Besides Woidke, State Economics Minister Albrecht Gerber (SPD) also took part. He had already promised to help Bombardier when visiting Eisenhüttenstadt. The state would use all the means at its disposal to preserve the company’s operations in Brandenburg, he said. Gerber spoke of “research funding”. Unlike his colleague in Saxony, he put a figure on this: 3.3 million.

Ministers’ involvement is increasing in proportion to the anger of the Bombardier workers over the ever-increasing numbers of job losses. The announcement, just before Christmas, of 2,500 job cuts in Germany alone, sparked horror and anger in the workforce. Following a factory meeting last week, René Straube, the incoming works council leader at the Görlitz factory, told the newspaper Neues Deutschland, “The number of colleagues who ask me when we are finally shutting up shop is increasing.” By “shutting up shop” he clearly meant strike action, which the works council and unions fear could escalate into a direct conflict with the corporation and its political backers.

In order to maintain control over the workforce and divert attention away from its complicity with management in the implementation of job losses, the IG Metall union and works council representatives have started talking about protests and strikes.

According to Straube, workers at the Bombardier factory in Görlitz will decide about strike action on January 17. He told Neues Deutschland, the cuts package has only one obvious purpose: “To satisfy shareholders and creditors”.
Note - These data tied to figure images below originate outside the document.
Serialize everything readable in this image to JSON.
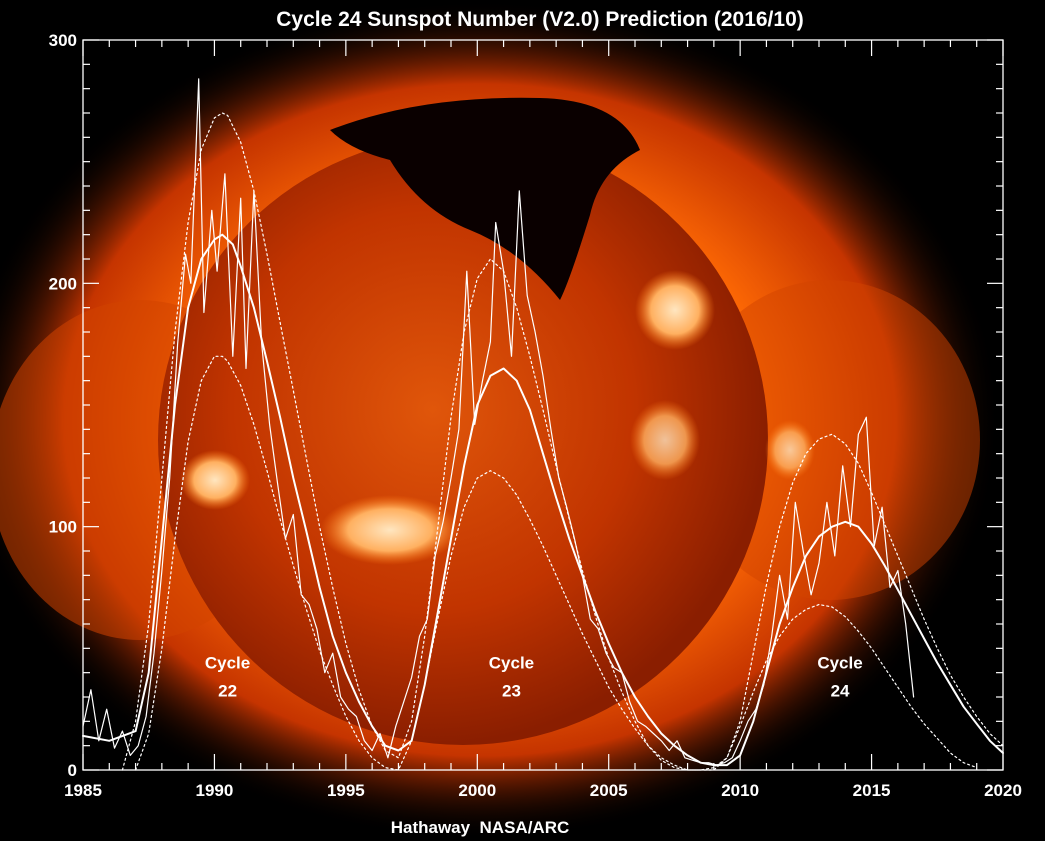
{
  "colors": {
    "background": "#000000",
    "corona_outer": "#d24000",
    "corona_mid": "#ff7a10",
    "disk": "#c93a00",
    "coronal_hole": "#0a0000",
    "frame": "#ffffff",
    "data_line": "#ffffff"
  },
  "chart_data": {
    "type": "line",
    "title": "Cycle 24 Sunspot Number (V2.0) Prediction (2016/10)",
    "credit": "Hathaway  NASA/ARC",
    "xlabel": "",
    "ylabel": "",
    "xlim": [
      1985,
      2020
    ],
    "ylim": [
      0,
      300
    ],
    "x_ticks": [
      1985,
      1990,
      1995,
      2000,
      2005,
      2010,
      2015,
      2020
    ],
    "y_ticks": [
      0,
      100,
      200,
      300
    ],
    "grid": false,
    "legend": "none",
    "annotations": [
      {
        "line1": "Cycle",
        "line2": "22",
        "x": 1990.5,
        "y": 36
      },
      {
        "line1": "Cycle",
        "line2": "23",
        "x": 2001.3,
        "y": 36
      },
      {
        "line1": "Cycle",
        "line2": "24",
        "x": 2013.8,
        "y": 36
      }
    ],
    "series": [
      {
        "kind": "monthly",
        "x": [
          1985.0,
          1985.3,
          1985.6,
          1985.9,
          1986.2,
          1986.5,
          1986.8,
          1987.1,
          1987.4,
          1987.7,
          1988.0,
          1988.3,
          1988.6,
          1988.9,
          1989.1,
          1989.4,
          1989.6,
          1989.9,
          1990.1,
          1990.4,
          1990.7,
          1991.0,
          1991.2,
          1991.5,
          1991.8,
          1992.1,
          1992.4,
          1992.7,
          1993.0,
          1993.3,
          1993.6,
          1993.9,
          1994.2,
          1994.5,
          1994.8,
          1995.1,
          1995.4,
          1995.7,
          1996.0,
          1996.3,
          1996.6,
          1996.9,
          1997.2,
          1997.5,
          1997.8,
          1998.1,
          1998.4,
          1998.7,
          1999.0,
          1999.3,
          1999.6,
          1999.9,
          2000.2,
          2000.5,
          2000.7,
          2001.0,
          2001.3,
          2001.6,
          2001.9,
          2002.2,
          2002.5,
          2002.8,
          2003.1,
          2003.4,
          2003.7,
          2004.0,
          2004.3,
          2004.6,
          2004.9,
          2005.2,
          2005.5,
          2005.8,
          2006.1,
          2006.4,
          2006.7,
          2007.0,
          2007.3,
          2007.6,
          2007.9,
          2008.2,
          2008.5,
          2008.8,
          2009.1,
          2009.4,
          2009.7,
          2010.0,
          2010.3,
          2010.6,
          2010.9,
          2011.2,
          2011.5,
          2011.8,
          2012.1,
          2012.4,
          2012.7,
          2013.0,
          2013.3,
          2013.6,
          2013.9,
          2014.2,
          2014.5,
          2014.8,
          2015.1,
          2015.4,
          2015.7,
          2016.0,
          2016.3,
          2016.6
        ],
        "values": [
          18,
          33,
          12,
          25,
          9,
          16,
          6,
          10,
          22,
          48,
          82,
          120,
          175,
          212,
          200,
          284,
          188,
          230,
          205,
          245,
          170,
          235,
          165,
          238,
          175,
          142,
          118,
          95,
          105,
          72,
          68,
          58,
          40,
          48,
          30,
          25,
          22,
          12,
          8,
          15,
          5,
          18,
          28,
          38,
          55,
          62,
          88,
          102,
          120,
          140,
          205,
          142,
          160,
          176,
          225,
          205,
          170,
          238,
          195,
          180,
          162,
          140,
          120,
          108,
          95,
          80,
          62,
          58,
          48,
          42,
          40,
          28,
          20,
          18,
          15,
          12,
          8,
          12,
          5,
          4,
          3,
          3,
          2,
          3,
          5,
          12,
          20,
          25,
          35,
          55,
          80,
          62,
          110,
          90,
          72,
          85,
          110,
          88,
          125,
          100,
          138,
          145,
          92,
          108,
          75,
          82,
          60,
          30
        ],
        "stroke_width": 1.2,
        "dash": "none"
      },
      {
        "kind": "smoothed",
        "x": [
          1985.0,
          1986.0,
          1987.0,
          1987.5,
          1988.0,
          1988.5,
          1989.0,
          1989.5,
          1990.0,
          1990.3,
          1990.7,
          1991.0,
          1991.5,
          1992.0,
          1992.5,
          1993.0,
          1993.5,
          1994.0,
          1994.5,
          1995.0,
          1995.5,
          1996.0,
          1996.5,
          1997.0,
          1997.5,
          1998.0,
          1998.5,
          1999.0,
          1999.5,
          2000.0,
          2000.5,
          2001.0,
          2001.5,
          2002.0,
          2002.5,
          2003.0,
          2003.5,
          2004.0,
          2004.5,
          2005.0,
          2005.5,
          2006.0,
          2006.5,
          2007.0,
          2007.5,
          2008.0,
          2008.5,
          2009.0,
          2009.5,
          2010.0,
          2010.5,
          2011.0,
          2011.5,
          2012.0,
          2012.5,
          2013.0,
          2013.5,
          2014.0,
          2014.5,
          2015.0,
          2015.5,
          2016.0,
          2016.5,
          2017.0,
          2017.5,
          2018.0,
          2018.5,
          2019.0,
          2019.5,
          2020.0
        ],
        "values": [
          14,
          12,
          16,
          40,
          95,
          150,
          190,
          210,
          218,
          220,
          216,
          207,
          190,
          168,
          145,
          120,
          98,
          75,
          55,
          40,
          28,
          18,
          10,
          8,
          12,
          35,
          65,
          95,
          125,
          150,
          162,
          165,
          160,
          148,
          130,
          112,
          95,
          80,
          65,
          52,
          40,
          30,
          22,
          15,
          10,
          6,
          3,
          2,
          2,
          6,
          20,
          40,
          60,
          75,
          88,
          96,
          100,
          102,
          100,
          93,
          84,
          74,
          64,
          54,
          44,
          35,
          26,
          19,
          12,
          7
        ],
        "stroke_width": 2,
        "dash": "none"
      },
      {
        "kind": "prediction_upper",
        "x": [
          1986.5,
          1987.0,
          1987.5,
          1988.0,
          1988.5,
          1989.0,
          1989.5,
          1990.0,
          1990.3,
          1990.5,
          1991.0,
          1991.5,
          1992.0,
          1992.5,
          1993.0,
          1993.5,
          1994.0,
          1994.5,
          1995.0,
          1995.5,
          1996.0,
          1996.5,
          1997.0,
          1997.5,
          1998.0,
          1998.5,
          1999.0,
          1999.5,
          2000.0,
          2000.5,
          2001.0,
          2001.5,
          2002.0,
          2002.5,
          2003.0,
          2003.5,
          2004.0,
          2004.5,
          2005.0,
          2005.5,
          2006.0,
          2006.5,
          2007.0,
          2007.5,
          2008.0,
          2008.5,
          2009.0,
          2009.5,
          2010.0,
          2010.5,
          2011.0,
          2011.5,
          2012.0,
          2012.5,
          2013.0,
          2013.5,
          2014.0,
          2014.5,
          2015.0,
          2015.5,
          2016.0,
          2016.5,
          2017.0,
          2017.5,
          2018.0,
          2018.5,
          2019.0,
          2019.5,
          2020.0
        ],
        "values": [
          0,
          20,
          60,
          120,
          180,
          225,
          255,
          268,
          270,
          269,
          258,
          238,
          212,
          184,
          156,
          128,
          100,
          75,
          52,
          33,
          18,
          8,
          5,
          20,
          55,
          100,
          145,
          180,
          202,
          210,
          205,
          190,
          170,
          148,
          125,
          103,
          82,
          63,
          46,
          32,
          20,
          10,
          4,
          1,
          0,
          0,
          1,
          5,
          20,
          48,
          76,
          100,
          118,
          130,
          136,
          138,
          134,
          126,
          114,
          101,
          88,
          75,
          62,
          50,
          39,
          30,
          22,
          15,
          10
        ],
        "stroke_width": 1.2,
        "dash": "2,3"
      },
      {
        "kind": "prediction_lower",
        "x": [
          1987.0,
          1987.5,
          1988.0,
          1988.5,
          1989.0,
          1989.5,
          1990.0,
          1990.3,
          1990.5,
          1991.0,
          1991.5,
          1992.0,
          1992.5,
          1993.0,
          1993.5,
          1994.0,
          1994.5,
          1995.0,
          1995.5,
          1996.0,
          1996.5,
          1997.0,
          1997.5,
          1998.0,
          1998.5,
          1999.0,
          1999.5,
          2000.0,
          2000.5,
          2001.0,
          2001.5,
          2002.0,
          2002.5,
          2003.0,
          2003.5,
          2004.0,
          2004.5,
          2005.0,
          2005.5,
          2006.0,
          2006.5,
          2007.0,
          2007.5,
          2008.0,
          2008.5,
          2009.0,
          2009.5,
          2010.0,
          2010.5,
          2011.0,
          2011.5,
          2012.0,
          2012.5,
          2013.0,
          2013.5,
          2014.0,
          2014.5,
          2015.0,
          2015.5,
          2016.0,
          2016.5,
          2017.0,
          2017.5,
          2018.0,
          2018.5,
          2019.0
        ],
        "values": [
          0,
          15,
          50,
          95,
          135,
          160,
          170,
          170,
          168,
          158,
          142,
          123,
          103,
          84,
          66,
          49,
          35,
          22,
          12,
          5,
          1,
          0,
          12,
          35,
          62,
          88,
          108,
          120,
          123,
          120,
          113,
          103,
          92,
          80,
          68,
          56,
          45,
          34,
          25,
          17,
          10,
          5,
          2,
          0,
          0,
          0,
          5,
          18,
          32,
          45,
          55,
          62,
          66,
          68,
          67,
          63,
          57,
          50,
          42,
          34,
          26,
          19,
          13,
          7,
          3,
          1
        ],
        "stroke_width": 1.2,
        "dash": "2,3"
      }
    ]
  }
}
The main problem for the workers, however, is that neither the works council nor the union has any intention or ability to oppose these attacks. Allied with the big business politicians and tied to capitalism and the national market, the unions are opposed to the mobilisation of workers throughout the company and a common, cross-border struggle to defend all jobs, wages and benefits.

To do this would mean putting the social rights of workers before the profit interests of the big shareholders and creditors and developing a powerful political movement of the working class based on an international socialist perspective. IG Metall opposes such a battle like the plague.
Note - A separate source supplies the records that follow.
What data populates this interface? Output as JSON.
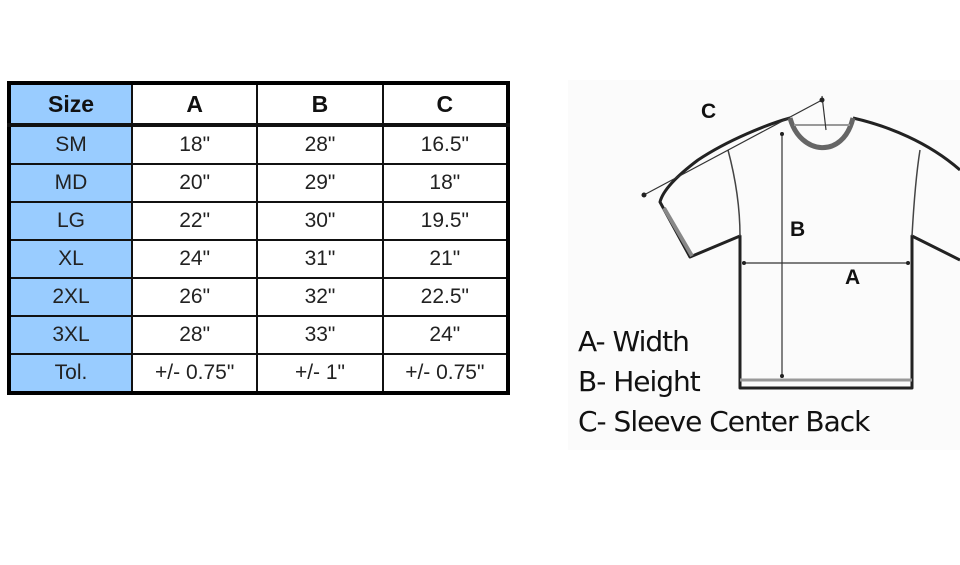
{
  "table": {
    "headers": [
      "Size",
      "A",
      "B",
      "C"
    ],
    "rows": [
      [
        "SM",
        "18\"",
        "28\"",
        "16.5\""
      ],
      [
        "MD",
        "20\"",
        "29\"",
        "18\""
      ],
      [
        "LG",
        "22\"",
        "30\"",
        "19.5\""
      ],
      [
        "XL",
        "24\"",
        "31\"",
        "21\""
      ],
      [
        "2XL",
        "26\"",
        "32\"",
        "22.5\""
      ],
      [
        "3XL",
        "28\"",
        "33\"",
        "24\""
      ],
      [
        "Tol.",
        "+/- 0.75\"",
        "+/- 1\"",
        "+/- 0.75\""
      ]
    ],
    "label_color": "#99ccff"
  },
  "diagram": {
    "labels": {
      "a": "A",
      "b": "B",
      "c": "C"
    },
    "legend": [
      "A- Width",
      "B- Height",
      "C- Sleeve Center Back"
    ]
  }
}
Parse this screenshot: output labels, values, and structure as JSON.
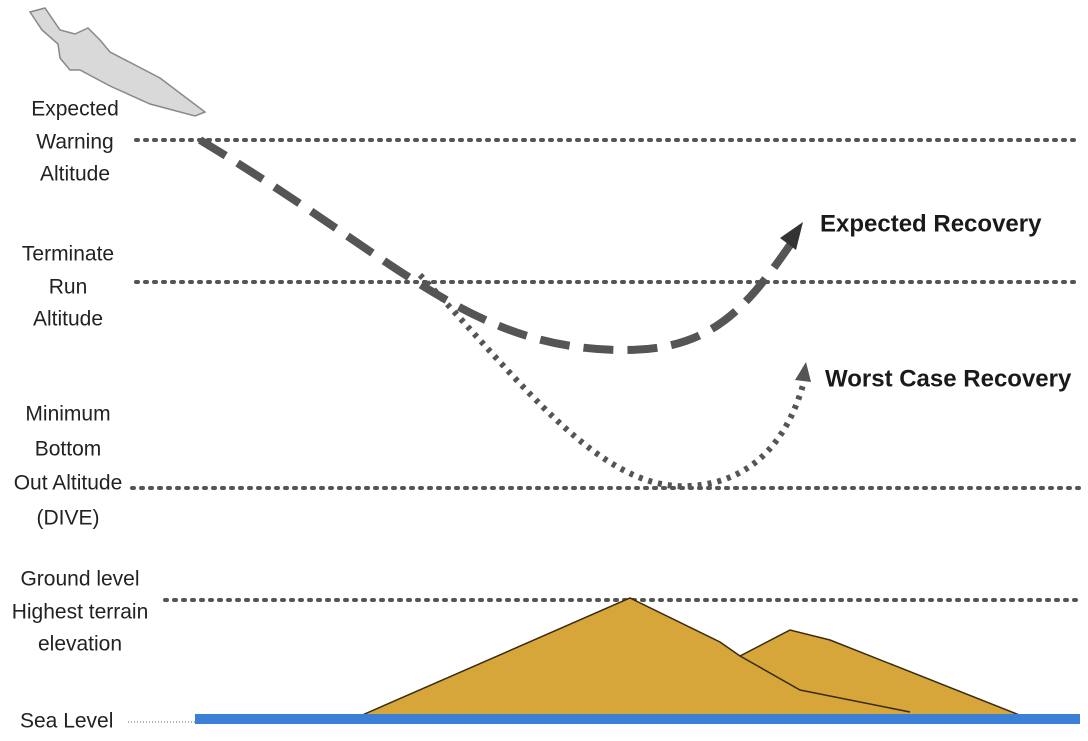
{
  "altitudes": [
    [
      "Expected",
      "Warning",
      "Altitude"
    ],
    [
      "Terminate",
      "Run",
      "Altitude"
    ],
    [
      "Minimum",
      "Bottom",
      "Out Altitude",
      "(DIVE)"
    ],
    [
      "Ground level",
      "Highest terrain",
      "elevation"
    ],
    [
      "Sea Level"
    ]
  ],
  "recoveries": [
    "Expected Recovery",
    "Worst Case Recovery"
  ]
}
Instead, the union and its works council representatives are colluding with top management to restructure the company at the expense of the workforce. To this end, they submitted their own strategy paper, titled, “Bombardier future (rail) timetable”, to top management in April. In the paper, the IG Metall and Bombardier main works council say the company “had manoeuvred into an adverse economic situation in recent years”, and they proposed various measures as to how the German plants can be made “competitive” again.

All IG Metall and its works council representatives want is that they participate in the process of restructuring and cutting jobs. They see themselves as co-managers, not only in the task of making Bombardier profitable, but in the destruction of jobs. They have not publicly opposed job cuts, only compulsory redundancies.

At the beginning of December, the IG Metall district head for Berlin-Brandenburg-Saxony, Olivier Höbel, said, “All plans that start from a scenario of compulsory redundancies and mass sackings will encounter resolute opposition from the IG Metall.”

IG Metall functionary Höbel, who represents the union on Bombardier’s supervisory board, chose his words very carefully: “Resolute opposition” in case of “compulsory redundancies” and “mass sackings”. In other words, what he is seeking is restructuring without any compulsory redundancies through the renewal of temporary contracts, the withdrawal of temporary workers, “voluntary” redundancy payments and early retirement.

This is the most common method used by the unions to cut jobs and impose plant closures. Its aim is to divide the workforce, spread insecurity and fear, and prevent a common struggle. Not infrequently, this sellout is initiated by holding a limited protest strike during which the professional trade union functionaries make radical-sounding speeches.